Our initial plan was to use 2 nodes (master+worker) with SQLite and an external load balancer and achieve HA by running all our deployments as DaemonSets. This failed since when either the master or the worker goes down the endpoints are not updated and every 2nd request is routed to a non-existent pod. Documented here.

Plan B

Here we tried to use 2 master nodes with embedded etcd and external load balancer - assuming that when one master disappeared the other would be fully functional. That dream failed in similar fashion. When one master dies the other refuses to serve the K8S API - in other words having 2 masters is the same as having one: when one fails the other one is incapacitated. Why this is, is a mystery to me. I understand Raft needs a majority but 1 is a majority when the other node is dead. I suppose the whole thing relates to the 1 remaining node not knowing if the other node is down or if a network split occurred and thus erring on the side of doing nothing.

Plan C

Here we just tried 2 separate Kubernetes clusters with an external load balancer. Yes, you have to deploy your applications to 2 clusters but you get HA with only 2 nodes.

Plan D

Here we plan to try 2 masters with an external database and external load balancer.

Plan E

Finally, we plan to try the recommended way of running 3 masters with embedded etcd.

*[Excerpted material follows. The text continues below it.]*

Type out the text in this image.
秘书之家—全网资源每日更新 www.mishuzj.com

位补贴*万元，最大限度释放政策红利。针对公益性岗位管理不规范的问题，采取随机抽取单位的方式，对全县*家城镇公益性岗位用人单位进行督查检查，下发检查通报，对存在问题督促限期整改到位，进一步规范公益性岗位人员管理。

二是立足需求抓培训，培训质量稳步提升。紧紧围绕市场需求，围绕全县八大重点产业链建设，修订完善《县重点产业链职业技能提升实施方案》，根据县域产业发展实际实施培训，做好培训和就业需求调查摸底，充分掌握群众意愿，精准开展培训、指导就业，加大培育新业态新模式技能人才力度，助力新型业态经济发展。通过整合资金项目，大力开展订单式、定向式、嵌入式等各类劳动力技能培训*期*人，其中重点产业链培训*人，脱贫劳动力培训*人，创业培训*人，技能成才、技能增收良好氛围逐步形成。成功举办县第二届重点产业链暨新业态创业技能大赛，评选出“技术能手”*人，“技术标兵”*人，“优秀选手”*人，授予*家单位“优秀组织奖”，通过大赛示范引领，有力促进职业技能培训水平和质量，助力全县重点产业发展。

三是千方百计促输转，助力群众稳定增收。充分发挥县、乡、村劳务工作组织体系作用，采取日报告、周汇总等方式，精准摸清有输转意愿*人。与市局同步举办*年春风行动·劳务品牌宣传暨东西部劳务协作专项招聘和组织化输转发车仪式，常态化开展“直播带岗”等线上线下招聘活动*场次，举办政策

So, the first question we have is about the embedded etcd option described here.

  1. We are seeing 2 nodes in the cluster both with Role control-plane,etcd,master but we cannot see any etcd* pods.
  • How can we verify etcd is running?
  • Our k3s service is running with `/usr/local/bin/k3s server --config /etc/myb/k3s/config.yaml’
    • Should we have --cluster-init in there? On both nodes?
  1. Is cluster-init a one-time flag or does it need to be in the systemd config on all nodes?

Interested to know the outcome of your investigation. What did you end up doing for HA?